"Now how much shall I make? Barney and Tommie is awful eaters when it comes to somethin' good, and so is Larry. I'd ought to have enough."
He read over the directions.
"Seems to me this receipt sounds skimpin'," was his comment. "Somethin's got to be done about it. Most loike it wasn't made for a big family, but for a little wan loike General Brady's."
He ate another raisin.
"A little puddin's just nothin'," he said. "I'll just put in what the receipt calls for, and as much more of everything as it seems to need."

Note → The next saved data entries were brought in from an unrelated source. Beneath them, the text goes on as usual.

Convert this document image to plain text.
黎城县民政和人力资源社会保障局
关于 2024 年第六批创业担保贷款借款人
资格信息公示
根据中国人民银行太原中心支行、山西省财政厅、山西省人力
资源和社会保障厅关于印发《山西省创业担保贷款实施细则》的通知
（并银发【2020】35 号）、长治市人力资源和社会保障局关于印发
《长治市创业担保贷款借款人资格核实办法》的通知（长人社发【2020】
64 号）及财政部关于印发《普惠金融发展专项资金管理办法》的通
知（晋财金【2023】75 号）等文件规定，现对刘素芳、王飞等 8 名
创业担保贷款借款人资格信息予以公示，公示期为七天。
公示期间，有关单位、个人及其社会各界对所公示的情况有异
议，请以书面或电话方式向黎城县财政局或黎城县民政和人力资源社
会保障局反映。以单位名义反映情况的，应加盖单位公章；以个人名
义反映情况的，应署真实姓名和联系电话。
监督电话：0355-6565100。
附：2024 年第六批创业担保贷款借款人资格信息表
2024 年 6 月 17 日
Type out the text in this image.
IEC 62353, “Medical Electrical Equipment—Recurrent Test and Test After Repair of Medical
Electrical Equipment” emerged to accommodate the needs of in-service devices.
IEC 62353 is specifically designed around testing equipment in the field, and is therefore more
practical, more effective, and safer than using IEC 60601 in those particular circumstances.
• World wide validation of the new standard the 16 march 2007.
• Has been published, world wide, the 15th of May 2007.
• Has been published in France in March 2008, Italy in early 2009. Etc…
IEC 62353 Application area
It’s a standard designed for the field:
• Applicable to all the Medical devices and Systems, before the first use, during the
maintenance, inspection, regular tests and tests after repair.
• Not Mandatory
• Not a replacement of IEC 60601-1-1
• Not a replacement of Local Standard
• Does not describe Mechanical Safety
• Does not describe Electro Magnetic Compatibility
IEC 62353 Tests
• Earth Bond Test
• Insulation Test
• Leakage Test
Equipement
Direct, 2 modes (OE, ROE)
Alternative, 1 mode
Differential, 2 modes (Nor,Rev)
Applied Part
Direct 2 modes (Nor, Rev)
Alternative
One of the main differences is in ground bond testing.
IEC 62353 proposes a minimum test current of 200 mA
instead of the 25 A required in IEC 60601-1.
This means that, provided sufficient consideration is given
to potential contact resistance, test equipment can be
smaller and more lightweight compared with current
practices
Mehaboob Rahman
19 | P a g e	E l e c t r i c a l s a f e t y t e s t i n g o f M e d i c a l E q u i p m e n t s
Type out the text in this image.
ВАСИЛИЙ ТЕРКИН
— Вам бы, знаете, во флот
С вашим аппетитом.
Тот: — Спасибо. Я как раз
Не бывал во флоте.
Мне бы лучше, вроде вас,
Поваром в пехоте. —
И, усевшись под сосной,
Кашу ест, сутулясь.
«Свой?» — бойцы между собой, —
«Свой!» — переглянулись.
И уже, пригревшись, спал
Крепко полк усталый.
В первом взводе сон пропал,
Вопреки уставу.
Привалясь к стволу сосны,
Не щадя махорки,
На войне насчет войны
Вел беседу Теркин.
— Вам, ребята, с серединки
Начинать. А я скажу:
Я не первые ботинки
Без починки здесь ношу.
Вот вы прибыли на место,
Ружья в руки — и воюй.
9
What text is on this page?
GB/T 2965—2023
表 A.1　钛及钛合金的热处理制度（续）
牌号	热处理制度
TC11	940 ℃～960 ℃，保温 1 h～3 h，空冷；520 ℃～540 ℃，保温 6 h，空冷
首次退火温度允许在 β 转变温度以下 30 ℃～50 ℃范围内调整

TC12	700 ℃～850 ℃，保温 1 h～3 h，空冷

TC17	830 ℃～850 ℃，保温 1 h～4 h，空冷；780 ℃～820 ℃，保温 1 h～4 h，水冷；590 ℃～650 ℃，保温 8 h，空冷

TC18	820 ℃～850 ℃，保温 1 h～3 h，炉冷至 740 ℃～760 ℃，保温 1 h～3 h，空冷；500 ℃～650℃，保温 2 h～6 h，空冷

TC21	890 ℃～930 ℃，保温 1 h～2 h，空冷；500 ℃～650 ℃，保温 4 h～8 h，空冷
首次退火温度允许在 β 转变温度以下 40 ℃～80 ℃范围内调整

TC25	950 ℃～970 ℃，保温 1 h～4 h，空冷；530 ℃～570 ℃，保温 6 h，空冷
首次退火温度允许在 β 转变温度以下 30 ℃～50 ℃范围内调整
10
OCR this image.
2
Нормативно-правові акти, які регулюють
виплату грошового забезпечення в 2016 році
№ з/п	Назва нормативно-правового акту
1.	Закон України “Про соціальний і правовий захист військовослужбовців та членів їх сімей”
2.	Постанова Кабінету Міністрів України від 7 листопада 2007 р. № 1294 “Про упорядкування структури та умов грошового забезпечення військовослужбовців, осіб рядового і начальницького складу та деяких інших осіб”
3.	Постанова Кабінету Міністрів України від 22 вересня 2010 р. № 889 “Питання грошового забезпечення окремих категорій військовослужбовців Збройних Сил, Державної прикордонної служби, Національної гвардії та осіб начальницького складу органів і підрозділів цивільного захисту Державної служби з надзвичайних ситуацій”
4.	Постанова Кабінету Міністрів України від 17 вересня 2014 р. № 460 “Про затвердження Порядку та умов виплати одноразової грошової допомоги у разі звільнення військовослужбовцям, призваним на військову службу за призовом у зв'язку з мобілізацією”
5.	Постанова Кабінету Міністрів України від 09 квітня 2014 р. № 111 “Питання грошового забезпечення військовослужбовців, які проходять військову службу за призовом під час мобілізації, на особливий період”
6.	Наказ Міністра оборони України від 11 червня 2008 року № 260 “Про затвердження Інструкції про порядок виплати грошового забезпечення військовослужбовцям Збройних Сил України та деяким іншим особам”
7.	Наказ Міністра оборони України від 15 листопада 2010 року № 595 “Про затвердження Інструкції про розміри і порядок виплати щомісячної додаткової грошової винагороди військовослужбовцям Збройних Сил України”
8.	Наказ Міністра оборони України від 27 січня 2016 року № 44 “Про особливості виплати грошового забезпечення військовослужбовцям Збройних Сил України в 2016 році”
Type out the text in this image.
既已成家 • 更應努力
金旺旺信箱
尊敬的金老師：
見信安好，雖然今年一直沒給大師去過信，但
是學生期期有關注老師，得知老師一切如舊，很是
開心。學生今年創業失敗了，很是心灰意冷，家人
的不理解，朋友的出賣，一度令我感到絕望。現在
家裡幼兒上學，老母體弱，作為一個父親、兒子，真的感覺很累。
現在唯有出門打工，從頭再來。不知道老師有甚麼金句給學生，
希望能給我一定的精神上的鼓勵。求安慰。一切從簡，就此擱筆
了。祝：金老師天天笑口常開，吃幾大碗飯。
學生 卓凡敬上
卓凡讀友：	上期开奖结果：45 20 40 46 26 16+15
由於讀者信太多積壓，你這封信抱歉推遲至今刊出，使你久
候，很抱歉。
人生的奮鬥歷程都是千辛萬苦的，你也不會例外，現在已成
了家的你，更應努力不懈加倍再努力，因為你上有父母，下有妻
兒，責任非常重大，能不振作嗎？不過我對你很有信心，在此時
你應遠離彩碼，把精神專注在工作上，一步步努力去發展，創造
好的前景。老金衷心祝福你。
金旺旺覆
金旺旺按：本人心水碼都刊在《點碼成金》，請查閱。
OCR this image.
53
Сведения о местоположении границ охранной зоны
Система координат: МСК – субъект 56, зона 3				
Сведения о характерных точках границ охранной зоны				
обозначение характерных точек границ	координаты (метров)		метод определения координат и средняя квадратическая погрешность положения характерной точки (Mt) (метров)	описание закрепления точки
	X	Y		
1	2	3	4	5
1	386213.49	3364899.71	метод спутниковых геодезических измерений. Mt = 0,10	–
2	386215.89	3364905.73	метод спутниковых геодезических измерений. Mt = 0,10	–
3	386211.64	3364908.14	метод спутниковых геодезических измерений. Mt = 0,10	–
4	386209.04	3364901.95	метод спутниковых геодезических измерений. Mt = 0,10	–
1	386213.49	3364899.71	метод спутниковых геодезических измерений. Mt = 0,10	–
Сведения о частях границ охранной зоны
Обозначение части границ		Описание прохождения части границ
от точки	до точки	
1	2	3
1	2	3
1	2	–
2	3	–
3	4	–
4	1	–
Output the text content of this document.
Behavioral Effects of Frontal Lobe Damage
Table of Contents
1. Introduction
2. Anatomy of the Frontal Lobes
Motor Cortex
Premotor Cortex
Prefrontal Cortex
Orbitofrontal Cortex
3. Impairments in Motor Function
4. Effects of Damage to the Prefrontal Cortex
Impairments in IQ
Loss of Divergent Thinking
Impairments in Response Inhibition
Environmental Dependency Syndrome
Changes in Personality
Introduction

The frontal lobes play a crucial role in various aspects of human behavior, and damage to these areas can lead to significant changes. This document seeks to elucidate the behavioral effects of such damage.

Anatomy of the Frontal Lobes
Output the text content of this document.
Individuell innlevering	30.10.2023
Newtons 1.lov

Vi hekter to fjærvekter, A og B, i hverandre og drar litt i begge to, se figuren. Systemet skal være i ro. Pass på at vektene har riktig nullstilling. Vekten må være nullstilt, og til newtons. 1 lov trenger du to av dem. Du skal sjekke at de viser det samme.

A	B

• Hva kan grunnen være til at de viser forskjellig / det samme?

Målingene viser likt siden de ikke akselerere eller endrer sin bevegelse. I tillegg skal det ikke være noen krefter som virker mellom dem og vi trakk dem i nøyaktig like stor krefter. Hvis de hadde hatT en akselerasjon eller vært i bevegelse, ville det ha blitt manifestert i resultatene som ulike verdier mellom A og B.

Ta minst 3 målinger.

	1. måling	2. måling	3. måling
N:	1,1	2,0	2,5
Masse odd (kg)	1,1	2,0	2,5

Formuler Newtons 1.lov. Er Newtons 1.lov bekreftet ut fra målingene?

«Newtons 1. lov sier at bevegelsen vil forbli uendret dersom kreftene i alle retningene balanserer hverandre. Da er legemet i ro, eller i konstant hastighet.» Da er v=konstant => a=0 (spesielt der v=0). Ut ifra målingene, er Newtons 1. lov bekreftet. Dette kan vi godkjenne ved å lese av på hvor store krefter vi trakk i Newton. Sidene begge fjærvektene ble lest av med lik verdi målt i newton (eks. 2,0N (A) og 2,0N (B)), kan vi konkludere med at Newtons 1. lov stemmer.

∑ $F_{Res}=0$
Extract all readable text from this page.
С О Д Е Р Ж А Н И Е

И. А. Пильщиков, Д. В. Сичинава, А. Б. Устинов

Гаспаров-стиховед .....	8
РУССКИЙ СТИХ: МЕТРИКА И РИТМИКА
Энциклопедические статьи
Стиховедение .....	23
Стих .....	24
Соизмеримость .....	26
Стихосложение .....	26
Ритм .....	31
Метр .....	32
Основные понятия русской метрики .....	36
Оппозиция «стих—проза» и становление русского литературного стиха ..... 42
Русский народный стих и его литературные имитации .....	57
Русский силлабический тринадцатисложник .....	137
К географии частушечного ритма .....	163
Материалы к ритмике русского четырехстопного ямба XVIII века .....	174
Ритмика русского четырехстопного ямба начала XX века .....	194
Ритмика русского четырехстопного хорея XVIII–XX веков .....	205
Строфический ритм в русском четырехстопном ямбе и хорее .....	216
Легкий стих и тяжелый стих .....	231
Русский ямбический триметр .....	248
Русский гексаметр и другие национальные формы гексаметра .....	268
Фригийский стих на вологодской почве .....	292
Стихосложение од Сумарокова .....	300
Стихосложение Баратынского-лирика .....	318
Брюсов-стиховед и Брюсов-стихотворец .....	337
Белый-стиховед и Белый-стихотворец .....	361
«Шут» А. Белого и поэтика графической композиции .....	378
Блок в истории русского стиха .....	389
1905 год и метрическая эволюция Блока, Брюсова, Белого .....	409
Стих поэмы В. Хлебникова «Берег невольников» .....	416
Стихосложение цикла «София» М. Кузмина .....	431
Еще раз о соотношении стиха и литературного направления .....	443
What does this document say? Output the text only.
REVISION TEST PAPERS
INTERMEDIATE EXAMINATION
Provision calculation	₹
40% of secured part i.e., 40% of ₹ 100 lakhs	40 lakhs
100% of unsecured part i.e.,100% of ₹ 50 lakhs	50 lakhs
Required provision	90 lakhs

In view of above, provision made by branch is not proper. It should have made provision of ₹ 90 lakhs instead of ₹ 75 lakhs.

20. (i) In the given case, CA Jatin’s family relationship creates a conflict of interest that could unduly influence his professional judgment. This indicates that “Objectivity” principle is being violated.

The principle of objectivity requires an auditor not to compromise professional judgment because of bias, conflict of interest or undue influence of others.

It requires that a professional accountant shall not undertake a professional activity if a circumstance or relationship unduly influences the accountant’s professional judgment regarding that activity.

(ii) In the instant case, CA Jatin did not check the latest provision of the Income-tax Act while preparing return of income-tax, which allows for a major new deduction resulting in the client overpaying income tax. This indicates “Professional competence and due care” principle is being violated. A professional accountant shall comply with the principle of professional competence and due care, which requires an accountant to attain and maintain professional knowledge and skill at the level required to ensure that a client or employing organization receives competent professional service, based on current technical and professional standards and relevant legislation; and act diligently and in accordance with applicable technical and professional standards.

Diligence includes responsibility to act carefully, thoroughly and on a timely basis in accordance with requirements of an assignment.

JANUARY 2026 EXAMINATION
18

Busily he measured and stirred and tasted, and with every taste more sugar was added, for little Jim liked sweets. At last it was ready for the oven, even down to the raisins, which had been picked from their stems and all unwashed and unstoned cast into the pudding basin. And never before had that or any other pudding dish been so full. If Jim so much as touched it, it slopped over.
"And sure and that's because the puddin' dish is too little," he remarked to himself. "They'll have to be gettin' me a bigger wan. And how long will it take it to bake, I wonder? Till it's done, of course."
He turned to the stove, which was now in the house again, and the fire was out.
"Huh!" exclaimed little Jim. "I'll soon be makin' a fire."
He rushed for the kindling, picking out a swimming raisin as he ran. "They'll see the difference between Andy's cookin' and mine, I'm thinkin'. Dustin' and dishwashin'! Just as if I couldn't cook with the best of them!"